Two iron solid discs of negligible thickness have radii $$R_{1}$$ and $$R_{2}$$ and moment of intertia $$I_{1}$$ and $$I_{2}$$, respectively. For $$R_{2}=2R_{1}$$, the ratio of $$I_{1}$$ and $$I_{2}$$ would be $$1/x$$, where x = __________.

Two iron solid discs have radii $$R_1$$ and $$R_2$$ with $$R_2 = 2R_1$$. We first determine the ratio $$I_1/I_2$$.

Next, we recall that the moment of inertia of a solid disc is given by
$$I = \frac{1}{2}MR^2$$

Since both discs are made of iron (same density $$\rho$$) and have negligible thickness $$t$$, their mass can be expressed as
$$M = \rho \cdot \pi R^2 \cdot t$$ so $$M \propto R^2$$.

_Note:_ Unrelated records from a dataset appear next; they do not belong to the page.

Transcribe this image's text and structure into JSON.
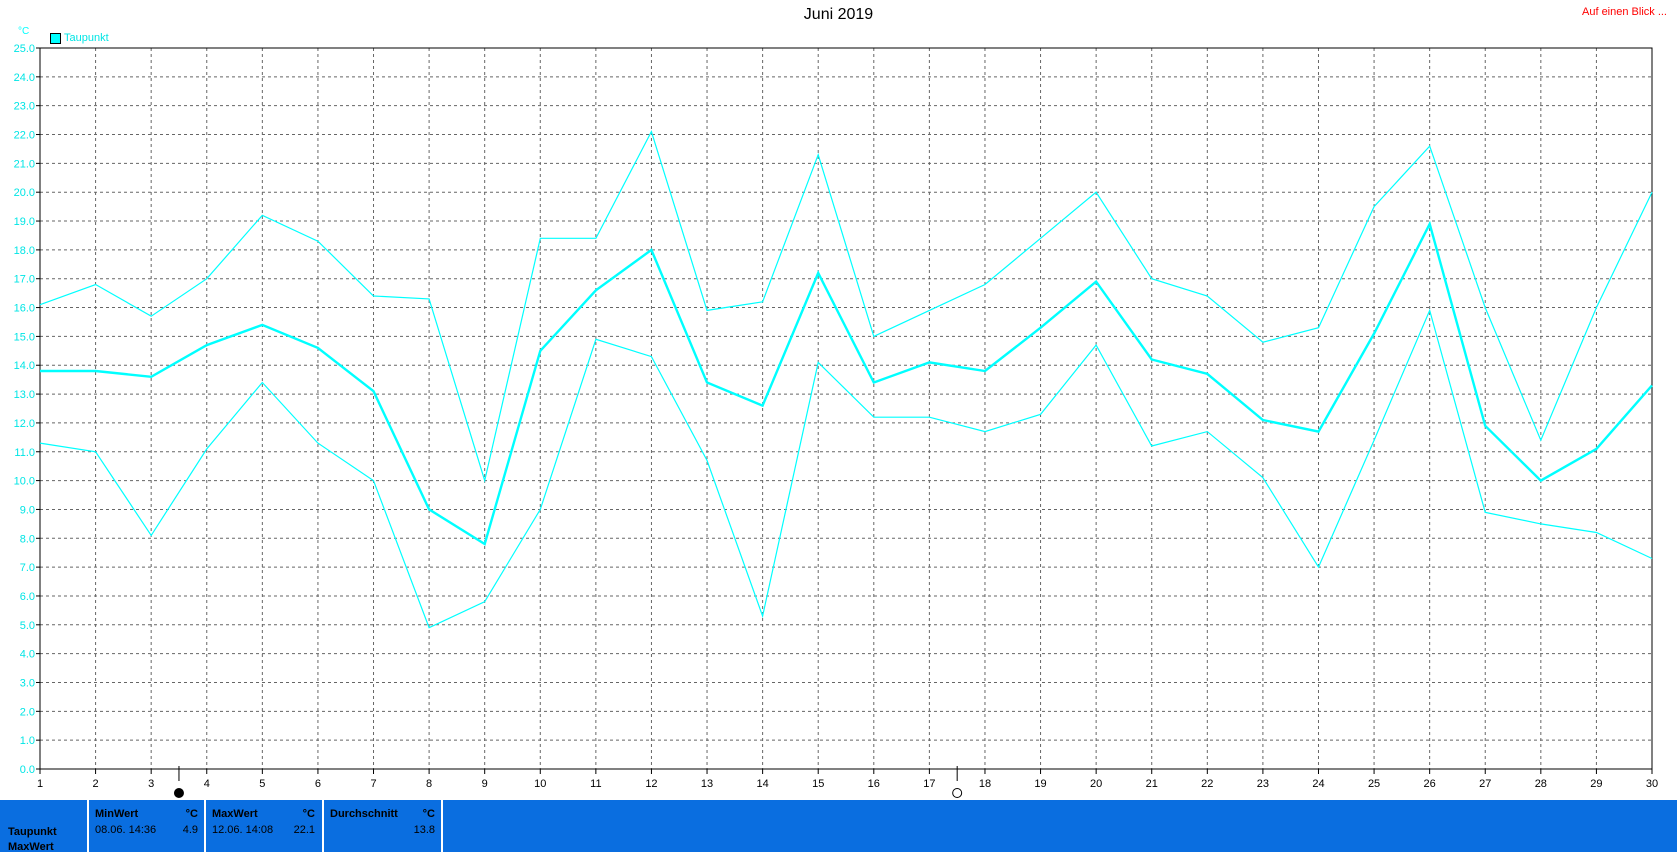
{
  "header": {
    "title": "Juni 2019",
    "link": "Auf einen Blick ..."
  },
  "chart_data": {
    "type": "line",
    "title": "Juni 2019",
    "ylabel": "°C",
    "ylim": [
      0,
      25
    ],
    "xlim": [
      1,
      30
    ],
    "grid": true,
    "legend": [
      "Taupunkt"
    ],
    "legend_position": "top-left",
    "x": [
      1,
      2,
      3,
      4,
      5,
      6,
      7,
      8,
      9,
      10,
      11,
      12,
      13,
      14,
      15,
      16,
      17,
      18,
      19,
      20,
      21,
      22,
      23,
      24,
      25,
      26,
      27,
      28,
      29,
      30
    ],
    "y_ticks": [
      "0.0",
      "1.0",
      "2.0",
      "3.0",
      "4.0",
      "5.0",
      "6.0",
      "7.0",
      "8.0",
      "9.0",
      "10.0",
      "11.0",
      "12.0",
      "13.0",
      "14.0",
      "15.0",
      "16.0",
      "17.0",
      "18.0",
      "19.0",
      "20.0",
      "21.0",
      "22.0",
      "23.0",
      "24.0",
      "25.0"
    ],
    "x_ticks": [
      "1",
      "2",
      "3",
      "4",
      "5",
      "6",
      "7",
      "8",
      "9",
      "10",
      "11",
      "12",
      "13",
      "14",
      "15",
      "16",
      "17",
      "18",
      "19",
      "20",
      "21",
      "22",
      "23",
      "24",
      "25",
      "26",
      "27",
      "28",
      "29",
      "30"
    ],
    "series": [
      {
        "role": "max",
        "color": "#00ffff",
        "values": [
          16.1,
          16.8,
          15.7,
          17.0,
          19.2,
          18.3,
          16.4,
          16.3,
          10.0,
          18.4,
          18.4,
          22.1,
          15.9,
          16.2,
          21.3,
          15.0,
          15.9,
          16.8,
          18.4,
          20.0,
          17.0,
          16.4,
          14.8,
          15.3,
          19.5,
          21.6,
          16.0,
          11.4,
          16.0,
          20.0
        ]
      },
      {
        "role": "average",
        "color": "#00ffff",
        "values": [
          13.8,
          13.8,
          13.6,
          14.7,
          15.4,
          14.6,
          13.1,
          9.0,
          7.8,
          14.5,
          16.6,
          18.0,
          13.4,
          12.6,
          17.2,
          13.4,
          14.1,
          13.8,
          15.3,
          16.9,
          14.2,
          13.7,
          12.1,
          11.7,
          15.1,
          18.9,
          11.9,
          10.0,
          11.1,
          13.3
        ]
      },
      {
        "role": "min",
        "color": "#00ffff",
        "values": [
          11.3,
          11.0,
          8.1,
          11.1,
          13.4,
          11.3,
          10.0,
          4.9,
          5.8,
          9.0,
          14.9,
          14.3,
          10.7,
          5.3,
          14.1,
          12.2,
          12.2,
          11.7,
          12.3,
          14.7,
          11.2,
          11.7,
          10.1,
          7.0,
          11.4,
          15.9,
          8.9,
          8.5,
          8.2,
          7.3
        ]
      }
    ],
    "markers": [
      {
        "x": 3.5,
        "icon": "full-moon"
      },
      {
        "x": 17.5,
        "icon": "new-moon"
      }
    ]
  },
  "axis": {
    "unit": "°C"
  },
  "legend": {
    "label": "Taupunkt",
    "color": "#00ffff"
  },
  "info": {
    "row_labels": [
      "Taupunkt",
      "MaxWert"
    ],
    "min": {
      "header": "MinWert",
      "unit": "°C",
      "timestamp": "08.06.  14:36",
      "value": "4.9"
    },
    "max": {
      "header": "MaxWert",
      "unit": "°C",
      "timestamp": "12.06.  14:08",
      "value": "22.1"
    },
    "avg": {
      "header": "Durchschnitt",
      "unit": "°C",
      "value": "13.8"
    }
  }
}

Substituting into the inertia formula gives
$$I = \frac{1}{2}MR^2 = \frac{1}{2}(\rho \pi R^2 t)R^2 = \frac{\rho \pi t}{2} R^4$$ and hence $$I \propto R^4$$.

It follows that
$$\frac{I_1}{I_2} = \frac{R_1^4}{R_2^4} = \frac{R_1^4}{(2R_1)^4} = \frac{R_1^4}{16R_1^4} = \frac{1}{16}\,. $$

Therefore, $$I_1/I_2 = 1/x$$ where $$x = \boxed{16}$$.